Rebekah Hernandez is a Post New York Association board member and a post-production supervisor whose recent credits include the Sundance Grand Jury Prize winning film The Forty-Year-Old Version and Showtime’s hit series Billions. A native New Yorker, Hernandez has come a long way since she landed her first job as a production assistant in 2013, but it hasn’t been easy. It took time to find someone willing to give her a shot and she experienced a few false starts, but her hard work and persistence eventually paid off, and now the sky’s the limit.
Her parents came to New York from Mexico and Costa Rica. Like many immigrants, they worked hard and motivated their four kids to attend college and progress in ways they could not. Attracted to the entertainment industry from a young age, Hernandez studied film and television at SUNY, Fredonia and thought a degree would immediately open doors.
“I applied everywhere – ABC, NBC, studios – and got no answers,” she recalls. “I responded to an ad on Craigslist looking for a post PA but when I showed up for the interview, it was a residence in Harlem. It turned out to be a lovely older gentleman who was working on his second or third documentary. He didn’t have a big budget, so he paid me in lunches and MTA rides.”

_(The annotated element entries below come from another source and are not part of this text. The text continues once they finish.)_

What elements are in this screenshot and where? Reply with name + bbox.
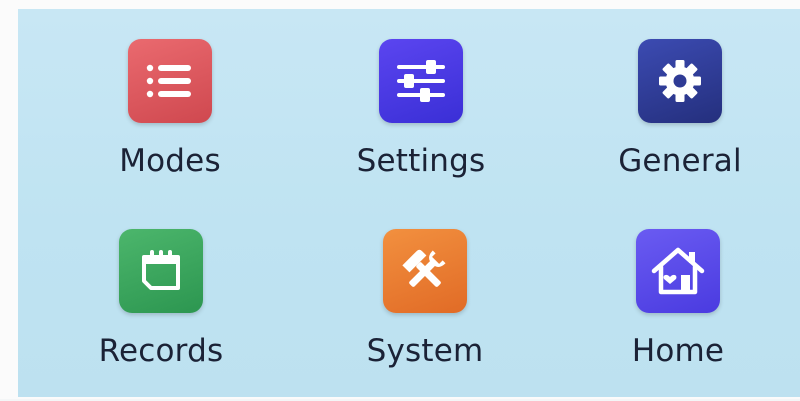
menu-label-home: Home [631, 333, 725, 369]
device-bezel: Modes Settings General Records System Ho… [0, 0, 800, 399]
menu-label-records: Records [98, 333, 224, 369]
list-icon [128, 39, 212, 123]
menu-label-settings: Settings [356, 143, 486, 179]
main-menu-screen: Modes Settings General Records System Ho… [18, 9, 800, 397]
menu-tile-general[interactable]: General [590, 31, 770, 211]
menu-tile-settings[interactable]: Settings [331, 31, 511, 211]
menu-tile-system[interactable]: System [335, 221, 515, 401]
calendar-icon [119, 229, 203, 313]
menu-label-modes: Modes [119, 143, 221, 179]
menu-tile-records[interactable]: Records [71, 221, 251, 401]
hammer-wrench-icon [383, 229, 467, 313]
menu-tile-modes[interactable]: Modes [80, 31, 260, 211]
menu-tile-home[interactable]: Home [588, 221, 768, 401]
sliders-icon [379, 39, 463, 123]
menu-label-system: System [366, 333, 484, 369]
house-heart-icon [636, 229, 720, 313]
gear-icon [638, 39, 722, 123]
menu-label-general: General [618, 143, 742, 179]
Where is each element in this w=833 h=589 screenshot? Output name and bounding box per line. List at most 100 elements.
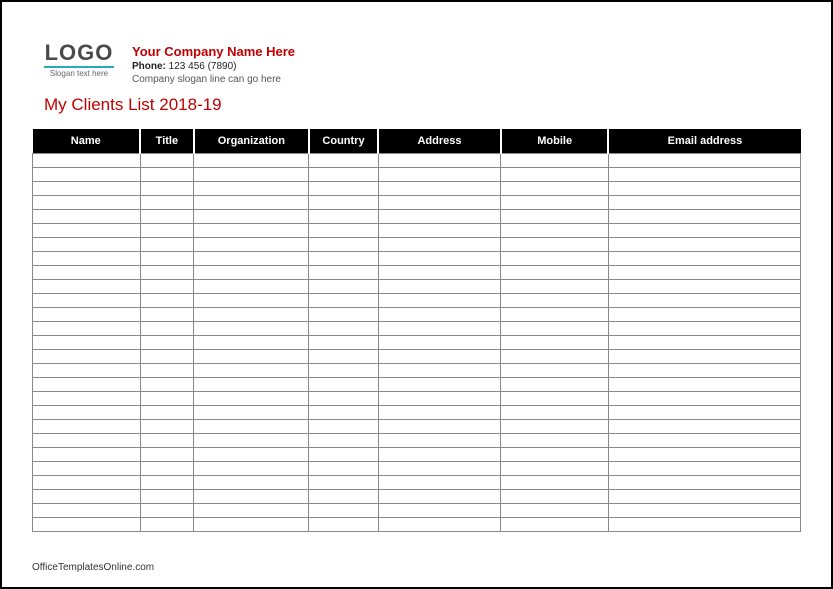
table-cell — [140, 378, 194, 392]
table-row — [33, 364, 801, 378]
table-cell — [378, 210, 501, 224]
table-cell — [608, 448, 800, 462]
table-cell — [140, 364, 194, 378]
logo-underline — [44, 66, 114, 68]
column-header: Address — [378, 129, 501, 154]
table-cell — [194, 196, 309, 210]
phone-value: 123 456 (7890) — [169, 61, 237, 72]
table-cell — [608, 490, 800, 504]
table-cell — [140, 406, 194, 420]
table-row — [33, 392, 801, 406]
table-cell — [194, 476, 309, 490]
table-cell — [378, 490, 501, 504]
table-cell — [140, 322, 194, 336]
table-cell — [309, 434, 378, 448]
table-cell — [501, 210, 609, 224]
table-row — [33, 210, 801, 224]
table-row — [33, 266, 801, 280]
table-cell — [194, 378, 309, 392]
table-cell — [194, 406, 309, 420]
table-cell — [194, 350, 309, 364]
table-header-row: NameTitleOrganizationCountryAddressMobil… — [33, 129, 801, 154]
table-cell — [309, 350, 378, 364]
table-row — [33, 518, 801, 532]
table-cell — [140, 518, 194, 532]
table-cell — [501, 182, 609, 196]
table-cell — [309, 168, 378, 182]
table-cell — [309, 364, 378, 378]
table-row — [33, 350, 801, 364]
table-row — [33, 182, 801, 196]
table-cell — [194, 490, 309, 504]
company-name: Your Company Name Here — [132, 44, 295, 59]
table-cell — [194, 504, 309, 518]
table-cell — [33, 182, 141, 196]
table-row — [33, 280, 801, 294]
table-cell — [608, 238, 800, 252]
table-cell — [309, 308, 378, 322]
table-cell — [140, 462, 194, 476]
table-cell — [378, 294, 501, 308]
table-cell — [378, 322, 501, 336]
table-cell — [309, 518, 378, 532]
table-cell — [608, 420, 800, 434]
table-cell — [501, 448, 609, 462]
table-cell — [194, 182, 309, 196]
table-cell — [378, 238, 501, 252]
table-cell — [378, 252, 501, 266]
table-cell — [378, 406, 501, 420]
table-cell — [140, 392, 194, 406]
table-cell — [140, 252, 194, 266]
table-cell — [309, 196, 378, 210]
table-cell — [194, 252, 309, 266]
table-cell — [194, 322, 309, 336]
table-cell — [140, 336, 194, 350]
table-cell — [501, 350, 609, 364]
clients-table: NameTitleOrganizationCountryAddressMobil… — [32, 129, 801, 532]
table-cell — [309, 154, 378, 168]
table-cell — [378, 182, 501, 196]
document-header: LOGO Slogan text here Your Company Name … — [44, 42, 801, 85]
table-cell — [33, 378, 141, 392]
table-cell — [194, 238, 309, 252]
table-cell — [33, 294, 141, 308]
table-row — [33, 294, 801, 308]
table-cell — [501, 392, 609, 406]
table-cell — [194, 266, 309, 280]
table-cell — [378, 462, 501, 476]
table-cell — [33, 196, 141, 210]
column-header: Country — [309, 129, 378, 154]
table-row — [33, 420, 801, 434]
table-cell — [501, 462, 609, 476]
table-cell — [194, 448, 309, 462]
table-cell — [140, 210, 194, 224]
table-cell — [501, 280, 609, 294]
table-cell — [33, 308, 141, 322]
table-row — [33, 252, 801, 266]
table-cell — [309, 280, 378, 294]
table-cell — [608, 364, 800, 378]
table-cell — [378, 420, 501, 434]
table-cell — [501, 364, 609, 378]
table-cell — [33, 154, 141, 168]
table-cell — [501, 420, 609, 434]
table-cell — [608, 504, 800, 518]
table-cell — [309, 266, 378, 280]
table-cell — [501, 196, 609, 210]
table-cell — [608, 280, 800, 294]
table-row — [33, 504, 801, 518]
table-row — [33, 448, 801, 462]
table-cell — [378, 518, 501, 532]
table-cell — [378, 266, 501, 280]
table-cell — [33, 210, 141, 224]
table-cell — [33, 406, 141, 420]
table-row — [33, 196, 801, 210]
table-cell — [140, 490, 194, 504]
table-cell — [309, 420, 378, 434]
table-cell — [194, 280, 309, 294]
table-cell — [309, 252, 378, 266]
table-cell — [33, 224, 141, 238]
table-cell — [309, 322, 378, 336]
table-cell — [608, 392, 800, 406]
table-row — [33, 336, 801, 350]
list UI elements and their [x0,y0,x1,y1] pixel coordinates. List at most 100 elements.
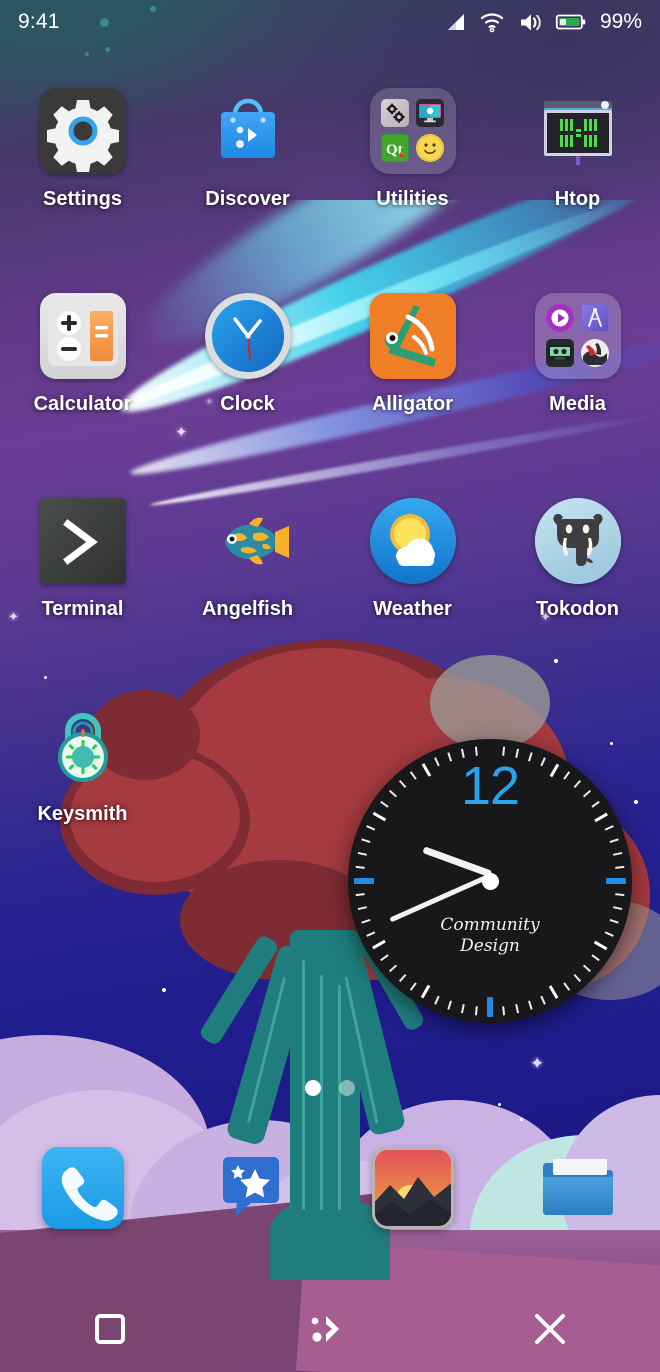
app-label: Keysmith [37,803,128,825]
app-folder-utilities[interactable]: Qt Utilities [330,88,495,293]
app-label: Htop [554,188,601,210]
volume-icon [518,12,542,33]
clock-tick [394,973,407,987]
app-angelfish[interactable]: Angelfish [165,498,330,703]
app-grid-row: Terminal Angelfish Weather Tokodon [0,498,660,703]
app-alligator[interactable]: Alligator [330,293,495,498]
app-folder-media[interactable]: Media [495,293,660,498]
app-label: Angelfish [201,598,294,620]
close-x-icon [530,1309,570,1349]
app-label: Settings [43,188,122,210]
photo-art-icon [580,339,609,367]
status-bar: 9:41 99% [0,0,660,44]
app-grid-row: Calculator Clock Alligator Media [0,293,660,498]
app-slot-empty [330,703,495,908]
app-slot-empty [495,703,660,908]
gallery-sunset-icon [371,1147,454,1229]
app-slot-empty [165,703,330,908]
app-keysmith[interactable]: Keysmith [0,703,165,908]
folder-utilities-icon: Qt [369,88,456,174]
clock-tick [527,1000,534,1017]
files-folder-icon [537,1147,619,1229]
app-label: Clock [220,393,275,415]
video-play-icon [545,304,574,332]
calculator-icon [39,293,126,379]
cassette-tape-icon [545,339,574,367]
wallpaper-star [498,1103,501,1106]
dock [0,1108,660,1268]
battery-percent: 99% [599,10,642,33]
wifi-icon [480,12,504,33]
wallpaper-speck [105,47,110,52]
htop-terminal-icon [535,88,621,174]
app-discover[interactable]: Discover [165,88,330,293]
clock-tick [418,985,431,1004]
clock-tick [549,985,561,1005]
navigation-bar [0,1286,660,1372]
dock-item-files[interactable] [495,1147,660,1229]
app-weather[interactable]: Weather [330,498,495,703]
page-indicator[interactable] [0,1080,660,1096]
app-grid-row: Keysmith [0,703,660,908]
app-label: Discover [205,188,290,210]
app-label: Weather [373,598,452,620]
discover-bag-icon [205,88,291,174]
page-dot[interactable] [305,1080,321,1096]
weather-sun-cloud-icon [369,498,456,584]
qt-logo-icon: Qt [380,134,409,162]
clock-tick [445,1000,453,1017]
terminal-prompt-icon [39,498,126,584]
app-calculator[interactable]: Calculator [0,293,165,498]
wallpaper-star [162,988,166,992]
clock-tick [540,995,547,1011]
app-grid-row: Settings Discover Qt Utilities Htop [0,88,660,293]
app-tokodon[interactable]: Tokodon [495,498,660,703]
nav-close-button[interactable] [440,1309,660,1349]
drafting-compass-icon [580,304,609,332]
settings-gear-icon [39,88,126,174]
wallpaper-speck [85,52,89,56]
clock-tick [431,995,440,1011]
signal-icon [444,12,466,32]
app-terminal[interactable]: Terminal [0,498,165,703]
nav-overview-button[interactable] [0,1312,220,1346]
app-label: Tokodon [536,598,619,620]
clock-tick [384,964,398,976]
app-label: Alligator [371,393,454,415]
clock-tick [459,1004,465,1020]
app-label: Utilities [376,188,449,210]
angelfish-globe-icon [205,498,291,584]
clock-tick [582,964,596,976]
clock-tick [474,1006,478,1022]
dock-item-phone[interactable] [0,1147,165,1229]
app-grid: Settings Discover Qt Utilities Htop Calc… [0,88,660,908]
nav-home-button[interactable] [220,1312,440,1346]
folder-media-icon [534,293,621,379]
tokodon-elephant-icon [534,498,621,584]
clock-tick [515,1004,520,1020]
messages-star-bubble-icon [207,1147,289,1229]
square-overview-icon [93,1312,127,1346]
plasma-home-icon [309,1312,351,1346]
app-settings[interactable]: Settings [0,88,165,293]
clock-tick [502,1006,506,1022]
display-monitor-icon [415,99,444,127]
app-label: Calculator [33,393,132,415]
page-dot[interactable] [339,1080,355,1096]
status-time: 9:41 [18,10,60,33]
app-clock[interactable]: Clock [165,293,330,498]
clock-tick [573,973,585,988]
app-htop[interactable]: Htop [495,88,660,293]
app-label: Media [549,393,606,415]
system-gears-icon [380,99,409,127]
battery-icon [555,13,586,31]
keysmith-padlock-icon [40,703,126,789]
smiley-face-icon [415,134,444,162]
alligator-icon [369,293,456,379]
home-screen: ✦ ✦ ✦ ✦ ✦ 9:41 99% Settings Discover Qt … [0,0,660,1372]
phone-handset-icon [41,1147,124,1229]
clock-tick [406,982,417,996]
dock-item-messages[interactable] [165,1147,330,1229]
dock-item-gallery[interactable] [330,1147,495,1229]
clock-tick [563,982,573,997]
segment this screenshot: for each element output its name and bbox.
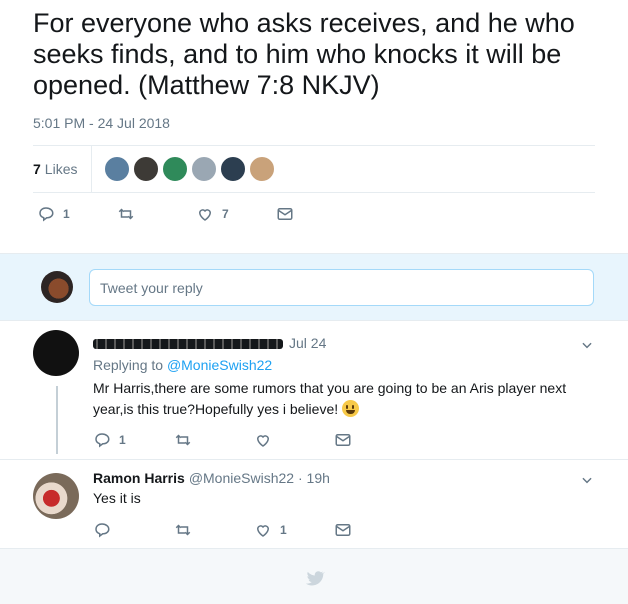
replying-to-prefix: Replying to bbox=[93, 357, 164, 373]
chevron-down-icon[interactable] bbox=[580, 473, 594, 487]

She managed to land occasional work on reality TV productions while holding down barista and receptionist jobs to pay the bills. Eventually, she found herself in a full-time gig at a doctor’s office and wondering if she needed to reevaluate her career choice. A coworker mentioned that her husband “worked in music or sound,” and offered to make an introduction. She directed Hernandez to a building on Broadway. It was home to the post house Sixteen19 and the sound facility Sound One.
“Her husband was Mariusz Glabinski, a sound editor and re-recording mixer, who gave me a tour and introduced me to (Sound One studio manager) Jay Rubin,” she said. “Jay was busy and spoke to me for two minutes. He told me, ‘Go into banking, anything else, save yourself.’”
Forgoing that advice, Hernandez left her contact information and a few months later was offered an internship by Sixteen19. It was the foot-in-the-door she’d been craving. “I kept a notebook with me and created a list of things to do,” she says. “I took initiative, organized the tech room, labeled everything, learned to cut, and solder ethernet cables. When the techs needed to set up an Avid in other facilities, I volunteered to help.”
She gained experience and just as importantly began making the type of contacts that are essential to success in post-production. Colleagues impressed by her eagerness recommended her for a job as an assistant to post-production supervisor Jennifer Lane on the DreamWorks film The Fifth Estate. It proved to be the break she was waiting for as Lane later hired her as a post-production coordinator on Into the Woods and Mary Poppins Returns.
In 2017, Hernandez earned her first credit as a co-supervisor on Amblin Partner’s Thank You for Your Service.
She initially got involved with PNYA to broaden her network of industry contacts. She began attending the organizations Post Intelligence Gathering events, volunteering to check people in as a way to say hello. “Everyone was very welcoming,” she recalls. “Obviously, they’d known each other for years, but they never made me feel like the new kid. It was a community, and I wanted to get more involved.”
Even though her working career demanded long hours, Hernandez found time for PNYA activities. She began to see it as not only a benefit to her career, but also as a chance to help others, especially young people from under-represented populations. “There aren’t a lot of faces that look like mine in this industry,” she said. “We need more diversity. For me, it’s about paying it forward. I didn’t get here on my own. I succeeded because people took a chance on me, and I want to see others, including young Latinos, get that same chance.”